Capital of the département of Pyrénées-Orientales, Perpignan is situated so close to Spain and its history is so interlinked with that of Spain and Catalan that the overt Spanish influences in town should come as no surprise. In fact, many of the inhabitants are descended from Spaniards who fled here during the Civil War. From 1278 to 1344, Perpignan (or Perpinyà in Catalan) was capital of Majorca, a kingdom that reached from the Balearic Islands to Montpellier.

Map of Perpignan

Perpignan airport information - http://www.perpignan.cci.fr/

Most of Perpignan's historical significance derives from the period of when the Majorcan kings held court here. Today it is the third largest Catalan city after Barcelona and Lleida.
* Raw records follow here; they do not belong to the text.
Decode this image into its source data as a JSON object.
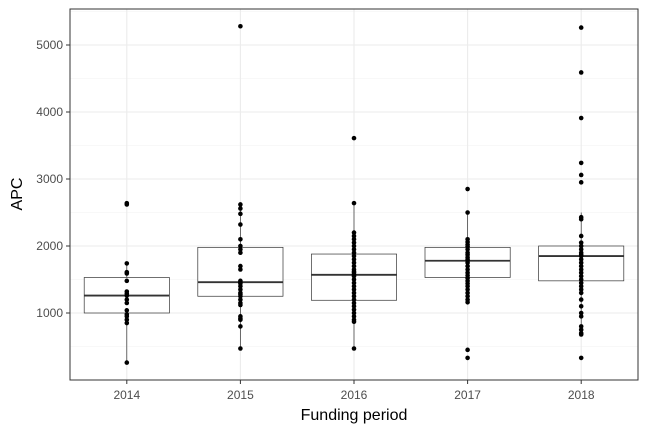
{
  "chart_data": {
    "type": "box",
    "title": "",
    "xlabel": "Funding period",
    "ylabel": "APC",
    "ylim": [
      0,
      5500
    ],
    "yticks": [
      1000,
      2000,
      3000,
      4000,
      5000
    ],
    "grid": true,
    "categories": [
      "2014",
      "2015",
      "2016",
      "2017",
      "2018"
    ],
    "boxes": [
      {
        "category": "2014",
        "q1": 1000,
        "median": 1260,
        "q3": 1530,
        "whisker_low": 260,
        "whisker_high": 1740
      },
      {
        "category": "2015",
        "q1": 1250,
        "median": 1460,
        "q3": 1980,
        "whisker_low": 470,
        "whisker_high": 2620
      },
      {
        "category": "2016",
        "q1": 1190,
        "median": 1570,
        "q3": 1880,
        "whisker_low": 470,
        "whisker_high": 2640
      },
      {
        "category": "2017",
        "q1": 1530,
        "median": 1780,
        "q3": 1980,
        "whisker_low": 1160,
        "whisker_high": 2500
      },
      {
        "category": "2018",
        "q1": 1480,
        "median": 1850,
        "q3": 2000,
        "whisker_low": 680,
        "whisker_high": 2500
      }
    ],
    "points": [
      {
        "category": "2014",
        "values": [
          2640,
          2620,
          1740,
          1610,
          1590,
          1480,
          1320,
          1290,
          1260,
          1200,
          1150,
          1040,
          980,
          950,
          900,
          850,
          260
        ]
      },
      {
        "category": "2015",
        "values": [
          5280,
          2620,
          2560,
          2480,
          2320,
          2100,
          2000,
          1950,
          1900,
          1700,
          1650,
          1480,
          1460,
          1440,
          1400,
          1350,
          1300,
          1280,
          1250,
          1200,
          1150,
          1120,
          950,
          920,
          900,
          800,
          470
        ]
      },
      {
        "category": "2016",
        "values": [
          3610,
          2640,
          2200,
          2150,
          2100,
          2050,
          2000,
          1950,
          1900,
          1850,
          1800,
          1750,
          1700,
          1650,
          1620,
          1600,
          1570,
          1550,
          1500,
          1450,
          1400,
          1350,
          1300,
          1250,
          1200,
          1150,
          1100,
          1050,
          1000,
          950,
          900,
          870,
          470
        ]
      },
      {
        "category": "2017",
        "values": [
          2850,
          2500,
          2100,
          2060,
          2020,
          1990,
          1950,
          1900,
          1870,
          1830,
          1800,
          1780,
          1750,
          1700,
          1650,
          1600,
          1560,
          1520,
          1480,
          1440,
          1400,
          1350,
          1300,
          1250,
          1200,
          1160,
          450,
          330
        ]
      },
      {
        "category": "2018",
        "values": [
          5260,
          4590,
          3910,
          3240,
          3060,
          2950,
          2430,
          2400,
          2150,
          2050,
          2000,
          1950,
          1900,
          1870,
          1850,
          1800,
          1750,
          1700,
          1650,
          1600,
          1550,
          1500,
          1450,
          1400,
          1350,
          1300,
          1200,
          1100,
          1000,
          950,
          800,
          750,
          700,
          680,
          330
        ]
      }
    ]
  }
}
Perpignan is a good base for discovering the Cote Vermeille to the southeast, the Pyrenees to the west, and the Cathar castles to the north. It may not be the most beautiful town in France, but it is certainly well placed on the main lines of communication and Mediterranean coast.

The main squares are place de Verdun and place de la Loge. What is now a fast-food joint was in fact the Gothic La Loge de Mer, a stock exchange and maritime court constructed during the 14th century and renovated in the Renaissance. Le Castillet just up the rue Louis-Blanc is a 14th-century gateway on place de Verdun and is all that remains of the old fortified town walls. Inside, the Casa Pairal museum (€4) has an interesting collection of Catalan folk cultural objects, including a 17th-century kitchen. There is a good view of the town from the roof, and on a clear day you can see the last Cathar stronghold, Chateau de Quéribus, which held out until 1255.
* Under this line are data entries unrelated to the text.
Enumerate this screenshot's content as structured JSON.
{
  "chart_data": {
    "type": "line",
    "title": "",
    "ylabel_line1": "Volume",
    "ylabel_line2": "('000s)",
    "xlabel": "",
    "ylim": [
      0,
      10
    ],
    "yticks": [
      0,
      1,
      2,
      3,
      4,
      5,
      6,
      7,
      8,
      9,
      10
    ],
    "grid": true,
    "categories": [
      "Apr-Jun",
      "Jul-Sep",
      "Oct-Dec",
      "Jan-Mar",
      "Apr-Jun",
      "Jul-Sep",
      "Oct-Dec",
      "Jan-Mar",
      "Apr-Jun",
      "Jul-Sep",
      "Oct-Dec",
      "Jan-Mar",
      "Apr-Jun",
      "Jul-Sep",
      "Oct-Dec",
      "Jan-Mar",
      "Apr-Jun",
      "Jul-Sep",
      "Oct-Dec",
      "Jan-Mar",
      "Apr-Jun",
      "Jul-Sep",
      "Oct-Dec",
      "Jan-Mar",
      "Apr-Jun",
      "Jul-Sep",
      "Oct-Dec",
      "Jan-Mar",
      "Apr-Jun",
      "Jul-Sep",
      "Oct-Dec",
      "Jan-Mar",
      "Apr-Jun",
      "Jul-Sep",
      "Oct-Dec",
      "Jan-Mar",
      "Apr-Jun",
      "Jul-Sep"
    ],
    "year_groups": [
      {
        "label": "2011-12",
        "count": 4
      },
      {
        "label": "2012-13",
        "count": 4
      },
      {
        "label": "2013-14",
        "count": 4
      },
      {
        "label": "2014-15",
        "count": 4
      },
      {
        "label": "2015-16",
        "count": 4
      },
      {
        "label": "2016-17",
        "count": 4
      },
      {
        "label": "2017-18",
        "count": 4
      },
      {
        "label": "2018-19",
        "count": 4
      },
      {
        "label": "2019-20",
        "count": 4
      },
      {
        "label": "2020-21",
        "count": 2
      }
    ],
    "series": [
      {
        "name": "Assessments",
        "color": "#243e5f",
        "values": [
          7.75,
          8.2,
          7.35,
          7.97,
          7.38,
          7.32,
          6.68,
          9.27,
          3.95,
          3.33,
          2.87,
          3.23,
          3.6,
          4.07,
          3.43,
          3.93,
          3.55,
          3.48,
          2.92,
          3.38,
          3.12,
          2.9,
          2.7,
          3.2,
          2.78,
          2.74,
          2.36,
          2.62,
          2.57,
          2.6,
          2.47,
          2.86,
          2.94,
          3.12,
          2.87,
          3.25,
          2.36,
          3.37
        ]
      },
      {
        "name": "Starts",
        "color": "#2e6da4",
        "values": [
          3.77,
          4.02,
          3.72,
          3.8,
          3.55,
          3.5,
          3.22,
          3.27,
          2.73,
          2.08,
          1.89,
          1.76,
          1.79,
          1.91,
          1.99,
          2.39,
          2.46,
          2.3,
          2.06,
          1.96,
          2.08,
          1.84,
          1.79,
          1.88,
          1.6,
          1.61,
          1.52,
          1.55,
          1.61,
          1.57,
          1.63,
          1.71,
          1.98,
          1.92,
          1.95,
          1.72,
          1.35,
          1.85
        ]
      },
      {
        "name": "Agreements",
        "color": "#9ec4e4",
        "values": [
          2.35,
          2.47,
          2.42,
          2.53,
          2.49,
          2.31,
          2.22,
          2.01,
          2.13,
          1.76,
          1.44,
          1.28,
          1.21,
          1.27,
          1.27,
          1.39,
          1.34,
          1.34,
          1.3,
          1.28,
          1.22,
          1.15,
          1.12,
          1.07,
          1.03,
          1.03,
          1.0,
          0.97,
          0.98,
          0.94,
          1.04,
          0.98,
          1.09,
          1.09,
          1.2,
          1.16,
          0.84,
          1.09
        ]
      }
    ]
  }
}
To the old city's south is the Palais des Rois de Majorque (€3), built in 1276 when the kingdom of Majorque was brand new. It is now surrounded by Vauban's citadel walls, but was originally enclosed by olive and fig trees and a hunting reserve. The architecture is influenced by Spanish and Moorish styles, with details that some northern chateaux don't manage to capture with the same grace.

In between the Palais des Rois de Majorque and La Loge de Mer is the Cathédrale St-Jean, squashed into place Gambetta and built from 1324 to 1509 using brick and river stones. The Catalan altarpieces inside and 14th-century Rhenish crucifix are of particular note.